All of these complaints are borderline trivial, and since Galaxy is still in beta status, I expect they'll be worked out in due time (indeed, I hope to help with the process!).

All in all, I'm very impressed with Ansible Galaxy as it exists today, and I hope you can start using it to accelerate your infrastructure development! If nothing else, spinning up quick servers to try out new apps or other packages listed in Galaxy can be an enlightening process.

If you'd like to learn how Ansible can help you manage your infrastructure, and are either new to Ansible or already using Ansible, you can purchase my book, Ansible for DevOps, on LeanPub, Amazon, or iTunes.

[1] Note that, as of this writing, downloading a single role will not necessarily download all its dependencies (though a --no-deps option seems to imply this would be the expected behavior). Nor will running a playbook referencing an external role automatically download the role. You will need to run ansible-galaxy install for each role you need.
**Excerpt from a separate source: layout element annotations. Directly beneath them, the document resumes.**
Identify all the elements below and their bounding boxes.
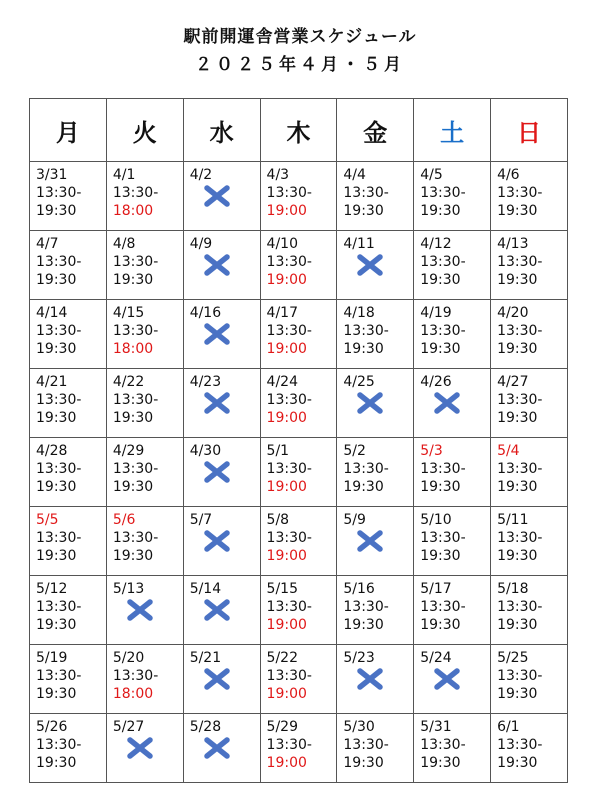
open-time-end: 19:30 [36,203,77,219]
open-time-end: 19:30 [343,755,384,771]
closed-cross-icon [432,391,462,415]
open-time-end: 19:30 [36,548,77,564]
day-date: 5/17 [420,581,452,597]
day-date: 6/1 [497,719,520,735]
open-time-start: 13:30- [420,323,466,339]
day-date: 4/15 [112,305,145,321]
open-time-start: 13:30- [420,254,466,270]
day-date: 5/16 [343,581,375,597]
open-time-start: 13:30- [36,599,82,615]
day-cell [337,369,414,438]
open-time-end: 19:30 [36,617,77,633]
day-cell [106,645,183,714]
day-date: 5/8 [266,512,290,528]
day-date: 4/13 [497,236,529,252]
day-cell [183,507,260,576]
day-date: 5/9 [343,512,366,528]
day-cell [30,162,107,231]
open-time-end: 19:30 [343,203,384,219]
day-date: 4/12 [420,236,452,252]
day-cell [260,369,337,438]
day-cell [337,645,414,714]
week-row [30,438,568,507]
day-date: 5/1 [266,443,290,459]
open-time-end: 19:30 [36,755,77,771]
open-time-start: 13:30- [112,530,159,546]
closed-cross-icon [202,391,232,415]
weekday-header-sat: 土 [414,99,491,162]
week-row [30,300,568,369]
open-time-start: 13:30- [112,254,159,270]
day-cell [183,645,260,714]
day-cell [260,438,337,507]
day-date: 4/14 [36,305,68,321]
open-time-start: 13:30- [112,323,159,339]
day-date: 4/22 [112,374,145,390]
weekday-header-sun: 日 [491,99,568,162]
open-time-end: 19:00 [266,479,307,495]
day-date: 4/7 [36,236,59,252]
day-date: 5/25 [497,650,529,666]
open-time-end: 19:30 [420,617,461,633]
day-date: 5/30 [343,719,375,735]
week-row [30,645,568,714]
day-cell [183,714,260,783]
day-cell [260,231,337,300]
day-date: 5/29 [266,719,298,735]
open-time-end: 19:30 [497,686,538,702]
weekday-header-mon: 月 [30,99,107,162]
open-time-end: 19:30 [420,203,461,219]
closed-cross-icon [125,736,155,760]
open-time-end: 19:30 [497,410,538,426]
day-cell [491,507,568,576]
open-time-start: 13:30- [497,668,543,684]
day-cell [414,576,491,645]
day-date: 4/1 [112,167,136,183]
open-time-end: 19:00 [266,341,307,357]
open-time-end: 19:30 [420,755,461,771]
page-title: 駅前開運舎営業スケジュール [183,27,417,47]
open-time-start: 13:30- [343,323,389,339]
open-time-start: 13:30- [266,323,312,339]
open-time-start: 13:30- [497,323,543,339]
day-date: 5/18 [497,581,529,597]
open-time-end: 19:30 [497,341,538,357]
day-cell [414,162,491,231]
day-cell [414,507,491,576]
open-time-start: 13:30- [420,599,466,615]
day-date: 4/25 [343,374,375,390]
day-cell [183,162,260,231]
open-time-start: 13:30- [420,530,466,546]
day-cell [260,714,337,783]
open-time-end: 19:00 [266,203,307,219]
day-date: 4/4 [343,167,366,183]
open-time-start: 13:30- [497,392,543,408]
day-date: 5/3 [420,443,443,459]
open-time-start: 13:30- [497,530,543,546]
open-time-end: 19:30 [343,341,384,357]
closed-cross-icon [202,253,232,277]
open-time-end: 18:00 [112,203,154,219]
closed-cross-icon [202,667,232,691]
closed-cross-icon [202,736,232,760]
weekday-header-thu: 木 [260,99,337,162]
day-cell [491,369,568,438]
week-row [30,369,568,438]
day-date: 5/21 [189,650,222,666]
closed-cross-icon [202,598,232,622]
day-cell [260,576,337,645]
open-time-end: 19:30 [497,755,538,771]
open-time-end: 19:30 [343,479,384,495]
day-date: 4/10 [266,236,298,252]
open-time-end: 19:30 [36,410,77,426]
open-time-end: 19:30 [497,617,538,633]
day-date: 3/31 [36,167,68,183]
day-cell [260,162,337,231]
open-time-start: 13:30- [36,530,82,546]
open-time-start: 13:30- [266,392,312,408]
open-time-start: 13:30- [420,461,466,477]
day-date: 5/28 [189,719,222,735]
open-time-end: 19:30 [497,548,538,564]
open-time-end: 18:00 [112,686,154,702]
open-time-end: 19:30 [420,272,461,288]
day-date: 4/3 [266,167,290,183]
day-date: 5/6 [112,512,136,528]
open-time-start: 13:30- [266,254,312,270]
open-time-start: 13:30- [112,185,159,201]
open-time-start: 13:30- [497,254,543,270]
day-date: 4/27 [497,374,529,390]
day-cell [414,300,491,369]
day-cell [414,438,491,507]
week-row [30,231,568,300]
open-time-start: 13:30- [343,461,389,477]
open-time-start: 13:30- [343,185,389,201]
day-cell [491,645,568,714]
closed-cross-icon [355,667,385,691]
day-cell [491,300,568,369]
day-cell [414,714,491,783]
open-time-end: 19:30 [112,410,154,426]
day-cell [106,369,183,438]
open-time-start: 13:30- [36,185,82,201]
closed-cross-icon [355,391,385,415]
closed-cross-icon [202,322,232,346]
day-date: 4/5 [420,167,443,183]
day-date: 5/24 [420,650,452,666]
open-time-start: 13:30- [112,461,159,477]
day-cell [414,645,491,714]
open-time-start: 13:30- [266,461,312,477]
day-date: 4/11 [343,236,375,252]
week-row [30,576,568,645]
day-date: 5/11 [497,512,529,528]
day-cell [337,231,414,300]
open-time-start: 13:30- [36,323,82,339]
day-cell [106,231,183,300]
open-time-start: 13:30- [497,185,543,201]
day-cell [30,645,107,714]
closed-cross-icon [202,529,232,553]
day-cell [414,231,491,300]
day-date: 5/22 [266,650,298,666]
closed-cross-icon [355,529,385,553]
day-cell [106,300,183,369]
closed-cross-icon [355,253,385,277]
day-date: 5/19 [36,650,68,666]
day-cell [183,231,260,300]
open-time-end: 19:30 [497,272,538,288]
open-time-start: 13:30- [420,185,466,201]
day-date: 5/26 [36,719,68,735]
open-time-end: 19:30 [343,617,384,633]
day-cell [414,369,491,438]
day-cell [183,300,260,369]
day-cell [337,438,414,507]
day-cell [183,369,260,438]
day-cell [337,300,414,369]
open-time-start: 13:30- [36,461,82,477]
day-date: 4/19 [420,305,452,321]
day-date: 4/23 [189,374,222,390]
open-time-start: 13:30- [497,599,543,615]
day-date: 4/20 [497,305,529,321]
day-cell [491,714,568,783]
open-time-start: 13:30- [266,668,312,684]
day-cell [30,714,107,783]
day-cell [491,576,568,645]
day-date: 4/9 [189,236,213,252]
open-time-end: 19:30 [420,548,461,564]
day-date: 5/23 [343,650,375,666]
day-cell [260,507,337,576]
weekday-header-wed: 水 [183,99,260,162]
open-time-end: 19:00 [266,410,307,426]
day-date: 4/24 [266,374,298,390]
open-time-start: 13:30- [112,668,159,684]
day-cell [30,369,107,438]
day-cell [30,507,107,576]
day-date: 4/18 [343,305,375,321]
day-cell [30,300,107,369]
open-time-start: 13:30- [343,737,389,753]
day-date: 4/29 [112,443,145,459]
day-date: 4/28 [36,443,68,459]
open-time-end: 19:00 [266,548,307,564]
day-date: 5/12 [36,581,68,597]
day-date: 5/5 [36,512,59,528]
open-time-end: 19:30 [497,203,538,219]
open-time-start: 13:30- [36,392,82,408]
day-date: 5/2 [343,443,366,459]
day-date: 4/30 [189,443,222,459]
weekday-header-tue: 火 [106,99,183,162]
open-time-start: 13:30- [36,737,82,753]
day-cell [337,714,414,783]
open-time-end: 18:00 [112,341,154,357]
weekday-header-row [30,99,568,162]
day-date: 5/13 [112,581,145,597]
open-time-end: 19:30 [420,341,461,357]
open-time-end: 19:30 [112,272,154,288]
day-date: 4/8 [112,236,136,252]
open-time-start: 13:30- [36,668,82,684]
weekday-header-fri: 金 [337,99,414,162]
week-row [30,714,568,783]
day-cell [337,162,414,231]
open-time-end: 19:30 [112,479,154,495]
schedule-calendar [29,98,568,783]
closed-cross-icon [202,184,232,208]
week-row [30,507,568,576]
day-date: 5/7 [189,512,213,528]
day-cell [183,438,260,507]
open-time-start: 13:30- [343,599,389,615]
closed-cross-icon [202,460,232,484]
day-cell [337,576,414,645]
day-cell [260,645,337,714]
open-time-start: 13:30- [420,737,466,753]
day-date: 4/6 [497,167,520,183]
day-cell [30,231,107,300]
day-cell [106,162,183,231]
day-date: 4/17 [266,305,298,321]
day-cell [260,300,337,369]
open-time-start: 13:30- [266,185,312,201]
open-time-end: 19:00 [266,686,307,702]
closed-cross-icon [432,667,462,691]
open-time-start: 13:30- [266,599,312,615]
day-date: 5/31 [420,719,452,735]
open-time-end: 19:30 [497,479,538,495]
open-time-start: 13:30- [266,530,312,546]
week-row [30,162,568,231]
day-date: 4/21 [36,374,68,390]
day-cell [183,576,260,645]
day-date: 4/2 [189,167,213,183]
open-time-start: 13:30- [112,392,159,408]
day-cell [106,576,183,645]
open-time-end: 19:30 [420,479,461,495]
open-time-end: 19:30 [36,341,77,357]
day-date: 5/15 [266,581,298,597]
closed-cross-icon [125,598,155,622]
day-date: 5/14 [189,581,222,597]
page-subtitle: ２０２５年４月・５月 [195,55,405,75]
open-time-end: 19:00 [266,617,307,633]
open-time-start: 13:30- [266,737,312,753]
day-date: 5/10 [420,512,452,528]
day-cell [106,714,183,783]
day-cell [491,438,568,507]
open-time-start: 13:30- [36,254,82,270]
day-cell [30,438,107,507]
day-date: 5/27 [112,719,145,735]
day-cell [491,231,568,300]
day-date: 5/4 [497,443,520,459]
day-date: 4/16 [189,305,222,321]
day-cell [30,576,107,645]
open-time-start: 13:30- [497,461,543,477]
open-time-end: 19:30 [36,686,77,702]
day-cell [337,507,414,576]
day-cell [491,162,568,231]
day-date: 5/20 [112,650,145,666]
open-time-end: 19:00 [266,755,307,771]
day-cell [106,507,183,576]
open-time-start: 13:30- [497,737,543,753]
day-date: 4/26 [420,374,452,390]
open-time-end: 19:30 [36,272,77,288]
open-time-end: 19:30 [36,479,77,495]
day-cell [106,438,183,507]
open-time-end: 19:30 [112,548,154,564]
open-time-end: 19:00 [266,272,307,288]
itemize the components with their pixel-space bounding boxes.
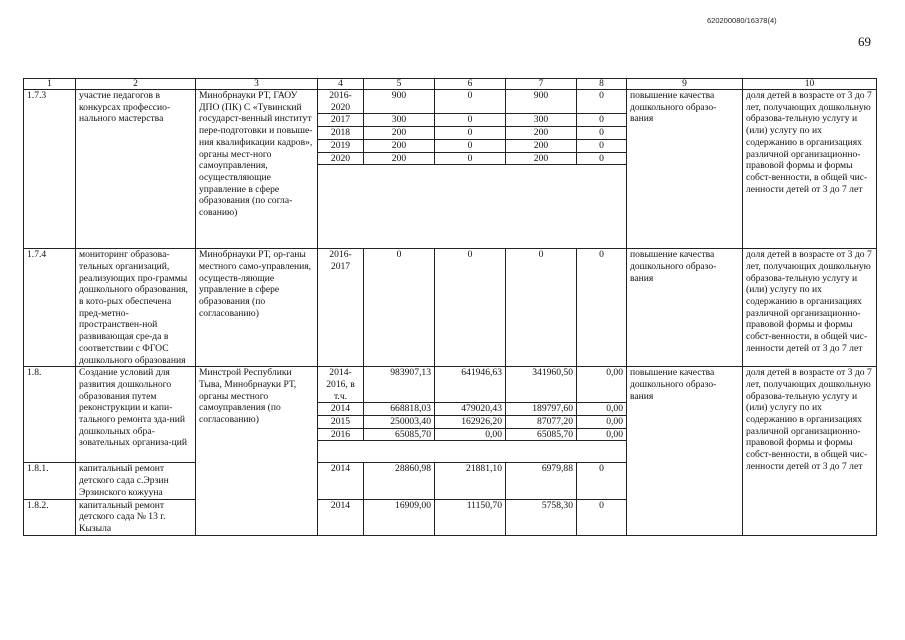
column-header: 7 <box>506 79 577 90</box>
local-cell: 0,00 <box>577 403 627 416</box>
year-cell: 2016-2017 <box>318 249 364 367</box>
local-cell: 0 <box>577 139 627 152</box>
republic-cell: 200 <box>506 127 577 140</box>
total-cell: 250003,40 <box>364 416 435 429</box>
column-header: 8 <box>577 79 627 90</box>
measure-name: участие педагогов в конкурсах профессио-нального мастерства <box>76 90 196 249</box>
table-row <box>24 367 877 403</box>
row-number: 1.7.4 <box>24 249 76 367</box>
measure-name: Создание условий для развития дошкольного образования путем реконструкции и капи-тального ремонта зда-ний дошкольных обра-зовательных организа-ций <box>76 367 196 463</box>
federal-cell: 21881,10 <box>435 463 506 499</box>
column-header: 9 <box>627 79 743 90</box>
year-cell: 2017 <box>318 114 364 127</box>
total-cell: 983907,13 <box>364 367 435 403</box>
year-cell: 2014 <box>318 403 364 416</box>
row-number: 1.8.2. <box>24 499 76 535</box>
year-cell: 2014 <box>318 463 364 499</box>
year-cell: 2019 <box>318 139 364 152</box>
total-cell: 28860,98 <box>364 463 435 499</box>
indicator: доля детей в возрасте от 3 до 7 лет, получающих дошкольную образова-тельную услугу и (или) услугу по их содержанию в организациях различной организационно-правовой формы и формы собст-венности, в общей чис-ленности детей от 3 до 7 лет <box>743 90 877 249</box>
empty-cell <box>318 165 627 249</box>
expected-result: повышение качества дошкольного образо-вания <box>627 249 743 367</box>
expected-result: повышение качества дошкольного образо-вания <box>627 367 743 535</box>
row-number: 1.8. <box>24 367 76 463</box>
column-header: 10 <box>743 79 877 90</box>
column-header: 2 <box>76 79 196 90</box>
column-header: 1 <box>24 79 76 90</box>
program-table <box>23 78 877 536</box>
republic-cell: 65085,70 <box>506 428 577 441</box>
local-cell: 0 <box>577 114 627 127</box>
federal-cell: 0 <box>435 127 506 140</box>
republic-cell: 6979,88 <box>506 463 577 499</box>
executor: Минстрой Республики Тыва, Минобрнауки РТ, органы местного самоуправления (по согласованию) <box>196 367 318 535</box>
indicator: доля детей в возрасте от 3 до 7 лет, получающих дошкольную образова-тельную услугу и (или) услугу по их содержанию в организациях различной организационно-правовой формы и формы собст-венности, в общей чис-ленности детей от 3 до 7 лет <box>743 367 877 535</box>
column-header: 3 <box>196 79 318 90</box>
executor: Минобрнауки РТ, ГАОУ ДПО (ПК) С «Тувинский государст-венный институт пере-подготовки и повыше-ния квалификации кадров», органы мест-ного самоуправления, осуществляющие управление в сфере образования (по согла-сованию) <box>196 90 318 249</box>
federal-cell: 0 <box>435 139 506 152</box>
federal-cell: 0 <box>435 152 506 165</box>
local-cell: 0 <box>577 249 627 367</box>
local-cell: 0 <box>577 90 627 114</box>
row-number: 1.7.3 <box>24 90 76 249</box>
column-header: 4 <box>318 79 364 90</box>
table-row <box>24 90 877 114</box>
republic-cell: 87077,20 <box>506 416 577 429</box>
document-number: 620200080/16378(4) <box>707 16 777 25</box>
column-header: 6 <box>435 79 506 90</box>
federal-cell: 0,00 <box>435 428 506 441</box>
local-cell: 0,00 <box>577 367 627 403</box>
measure-name: капитальный ремонт детского сада с.Эрзин Эрзинского кожууна <box>76 463 196 499</box>
year-cell: 2014-2016, в т.ч. <box>318 367 364 403</box>
republic-cell: 300 <box>506 114 577 127</box>
page-number: 69 <box>858 34 871 49</box>
year-cell: 2018 <box>318 127 364 140</box>
local-cell: 0,00 <box>577 428 627 441</box>
row-number: 1.8.1. <box>24 463 76 499</box>
republic-cell: 0 <box>506 249 577 367</box>
year-cell: 2016 <box>318 428 364 441</box>
expected-result: повышение качества дошкольного образо-вания <box>627 90 743 249</box>
republic-cell: 900 <box>506 90 577 114</box>
federal-cell: 641946,63 <box>435 367 506 403</box>
local-cell: 0,00 <box>577 416 627 429</box>
federal-cell: 0 <box>435 114 506 127</box>
local-cell: 0 <box>577 499 627 535</box>
republic-cell: 200 <box>506 152 577 165</box>
local-cell: 0 <box>577 152 627 165</box>
measure-name: капитальный ремонт детского сада № 13 г. Кызыла <box>76 499 196 535</box>
total-cell: 200 <box>364 152 435 165</box>
total-cell: 900 <box>364 90 435 114</box>
year-cell: 2020 <box>318 152 364 165</box>
federal-cell: 11150,70 <box>435 499 506 535</box>
table-row <box>24 249 877 367</box>
measure-name: мониторинг образова-тельных организаций, реализующих про-граммы дошкольного образования, в кото-рых обеспечена пред-метно-пространствен-ной развивающая сре-да в соответствии с ФГОС дошкольного образования <box>76 249 196 367</box>
republic-cell: 200 <box>506 139 577 152</box>
republic-cell: 5758,30 <box>506 499 577 535</box>
local-cell: 0 <box>577 463 627 499</box>
total-cell: 668818,03 <box>364 403 435 416</box>
federal-cell: 0 <box>435 90 506 114</box>
indicator: доля детей в возрасте от 3 до 7 лет, получающих дошкольную образова-тельную услугу и (или) услугу по их содержанию в организациях различной организационно-правовой формы и формы собст-венности, в общей чис-ленности детей от 3 до 7 лет <box>743 249 877 367</box>
total-cell: 0 <box>364 249 435 367</box>
federal-cell: 0 <box>435 249 506 367</box>
republic-cell: 341960,50 <box>506 367 577 403</box>
column-number-row <box>24 79 877 90</box>
federal-cell: 162926,20 <box>435 416 506 429</box>
total-cell: 65085,70 <box>364 428 435 441</box>
republic-cell: 189797,60 <box>506 403 577 416</box>
total-cell: 200 <box>364 127 435 140</box>
total-cell: 200 <box>364 139 435 152</box>
federal-cell: 479020,43 <box>435 403 506 416</box>
year-cell: 2016-2020 <box>318 90 364 114</box>
total-cell: 16909,00 <box>364 499 435 535</box>
column-header: 5 <box>364 79 435 90</box>
local-cell: 0 <box>577 127 627 140</box>
empty-cell <box>318 441 627 463</box>
executor: Минобрнауки РТ, ор-ганы местного само-управления, осуществ-ляющие управление в сфере образования (по согласованию) <box>196 249 318 367</box>
year-cell: 2015 <box>318 416 364 429</box>
total-cell: 300 <box>364 114 435 127</box>
year-cell: 2014 <box>318 499 364 535</box>
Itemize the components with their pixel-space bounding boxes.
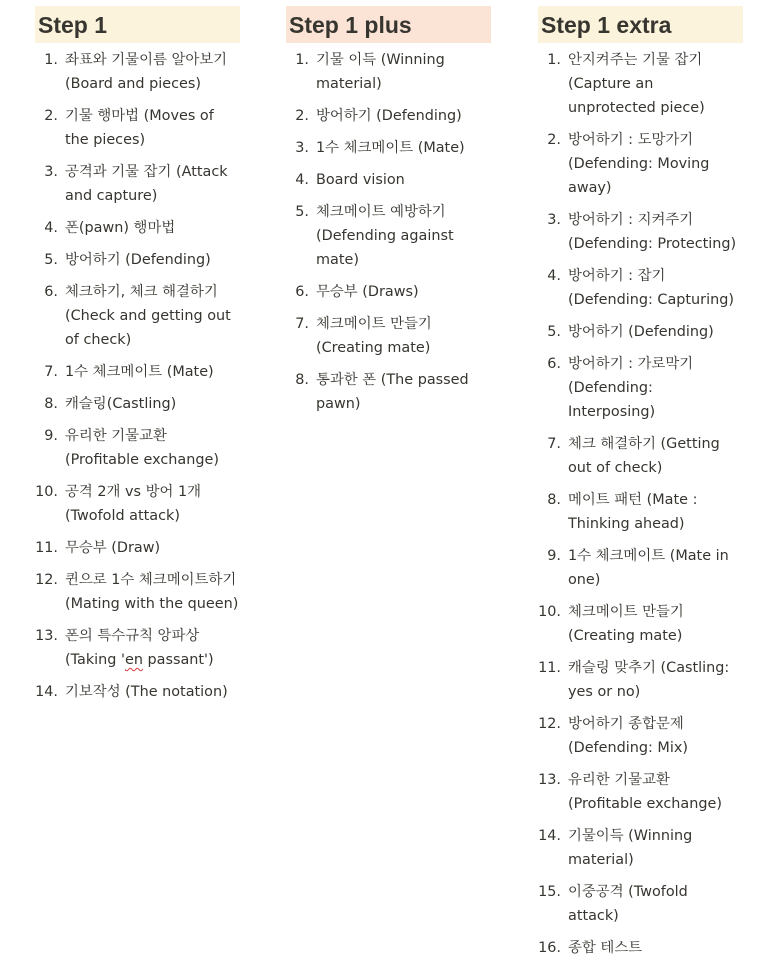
step-1-extra-list (538, 48, 743, 960)
column-heading[interactable]: Step 1 extra (538, 6, 743, 43)
item-text[interactable]: 기물이득 (Winning material) (568, 828, 693, 868)
item-number: 9. (547, 548, 561, 564)
item-text[interactable]: 방어하기 (Defending) (316, 108, 462, 124)
step-1-plus-list (286, 48, 491, 416)
list-item[interactable] (538, 544, 743, 592)
list-item[interactable] (35, 248, 240, 272)
list-item[interactable] (35, 160, 240, 208)
list-item[interactable] (286, 48, 491, 96)
item-text[interactable]: 체크하기, 체크 해결하기 (Check and getting out of check) (65, 284, 231, 348)
item-number: 8. (44, 396, 58, 412)
list-item[interactable] (538, 48, 743, 120)
item-text[interactable]: 좌표와 기물이름 알아보기 (Board and pieces) (65, 52, 228, 92)
list-item[interactable] (286, 280, 491, 304)
item-text[interactable]: 이중공격 (Twofold attack) (568, 884, 688, 924)
item-number: 8. (295, 372, 309, 388)
list-item[interactable] (538, 712, 743, 760)
list-item[interactable] (538, 352, 743, 424)
item-number: 4. (44, 220, 58, 236)
item-number: 15. (538, 884, 561, 900)
item-number: 14. (538, 828, 561, 844)
item-text[interactable]: 공격과 기물 잡기 (Attack and capture) (65, 164, 228, 204)
item-text[interactable]: 메이트 패턴 (Mate : Thinking ahead) (568, 492, 698, 532)
item-number: 5. (44, 252, 58, 268)
list-item[interactable] (35, 568, 240, 616)
list-item[interactable] (35, 216, 240, 240)
item-number: 7. (295, 316, 309, 332)
list-item[interactable] (538, 824, 743, 872)
list-item[interactable] (35, 280, 240, 352)
item-number: 1. (44, 52, 58, 68)
item-number: 1. (295, 52, 309, 68)
step-1-list (35, 48, 240, 704)
item-text[interactable]: 체크 해결하기 (Getting out of check) (568, 436, 720, 476)
list-item[interactable] (35, 536, 240, 560)
list-item[interactable] (35, 360, 240, 384)
list-item[interactable] (538, 880, 743, 928)
item-text[interactable]: 체크메이트 예방하기 (Defending against mate) (316, 204, 454, 268)
item-text[interactable]: 체크메이트 만들기 (Creating mate) (568, 604, 684, 644)
list-item[interactable] (538, 600, 743, 648)
item-number: 3. (547, 212, 561, 228)
item-text[interactable]: 퀸으로 1수 체크메이트하기 (Mating with the queen) (65, 572, 239, 612)
item-number: 6. (44, 284, 58, 300)
item-number: 13. (35, 628, 58, 644)
item-text[interactable]: 통과한 폰 (The passed pawn) (316, 372, 469, 412)
item-text[interactable]: 방어하기 : 잡기 (Defending: Capturing) (568, 268, 734, 308)
item-number: 2. (295, 108, 309, 124)
item-number: 13. (538, 772, 561, 788)
item-text[interactable]: 공격 2개 vs 방어 1개 (Twofold attack) (65, 484, 202, 524)
item-text[interactable]: 체크메이트 만들기 (Creating mate) (316, 316, 432, 356)
item-text-end: passant') (142, 652, 214, 668)
item-text[interactable]: 1수 체크메이트 (Mate) (65, 364, 214, 380)
item-number: 12. (35, 572, 58, 588)
item-number: 11. (35, 540, 58, 556)
item-number: 14. (35, 684, 58, 700)
item-number: 7. (44, 364, 58, 380)
list-item[interactable] (35, 480, 240, 528)
item-number: 2. (44, 108, 58, 124)
item-text[interactable]: 캐슬링 맞추기 (Castling: yes or no) (568, 660, 730, 700)
item-number: 6. (295, 284, 309, 300)
item-number: 8. (547, 492, 561, 508)
item-text[interactable]: 무승부 (Draw) (65, 540, 161, 556)
list-item[interactable] (538, 656, 743, 704)
list-item[interactable] (286, 104, 491, 128)
item-text[interactable]: 방어하기 (Defending) (65, 252, 211, 268)
list-item[interactable] (538, 320, 743, 344)
item-number: 5. (547, 324, 561, 340)
item-text[interactable]: 폰(pawn) 행마법 (65, 220, 176, 236)
list-item[interactable] (35, 680, 240, 704)
item-number: 5. (295, 204, 309, 220)
column-step-1 (35, 6, 240, 712)
item-text[interactable]: 방어하기 (Defending) (568, 324, 714, 340)
list-item[interactable] (286, 368, 491, 416)
item-text[interactable]: 방어하기 : 가로막기 (Defending: Interposing) (568, 356, 694, 420)
item-number: 3. (44, 164, 58, 180)
item-text[interactable]: 기물 행마법 (Moves of the pieces) (65, 108, 214, 148)
list-item[interactable] (538, 264, 743, 312)
list-item[interactable] (35, 624, 240, 672)
item-number: 10. (35, 484, 58, 500)
list-item[interactable] (538, 936, 743, 960)
item-text[interactable]: 방어하기 종합문제 (Defending: Mix) (568, 716, 688, 756)
list-item[interactable] (35, 392, 240, 416)
column-step-1-extra (538, 6, 743, 968)
item-text[interactable]: 방어하기 : 지켜주기 (Defending: Protecting) (568, 212, 737, 252)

[2] There's no way (at least not that I know of) to get the master/HEAD release from GitHub after a version has been tagged. I tried master, HEAD, and head, but those resulted in errors. It would be awesome if we could specify head, or even a specific commit, when downloading roles. Versions cover more than 99% of use-cases, though, so I'm not going to complain loudly :)

Comments

The Link "geerlingguy's roles on Ansible Galaxy" is broken, it's now https://galaxy.ansible.com/geerlingguy/ (I think).

Thanks for pointing that out! Gotta love linkrot :)

I've updated the link.

I came here looking for "how the heck do I update my roles?" only to see it's still up in the air.

Instead of removing manually, I ran `ansible-galaxy -r requirements.yml -f` it force installed newer versions.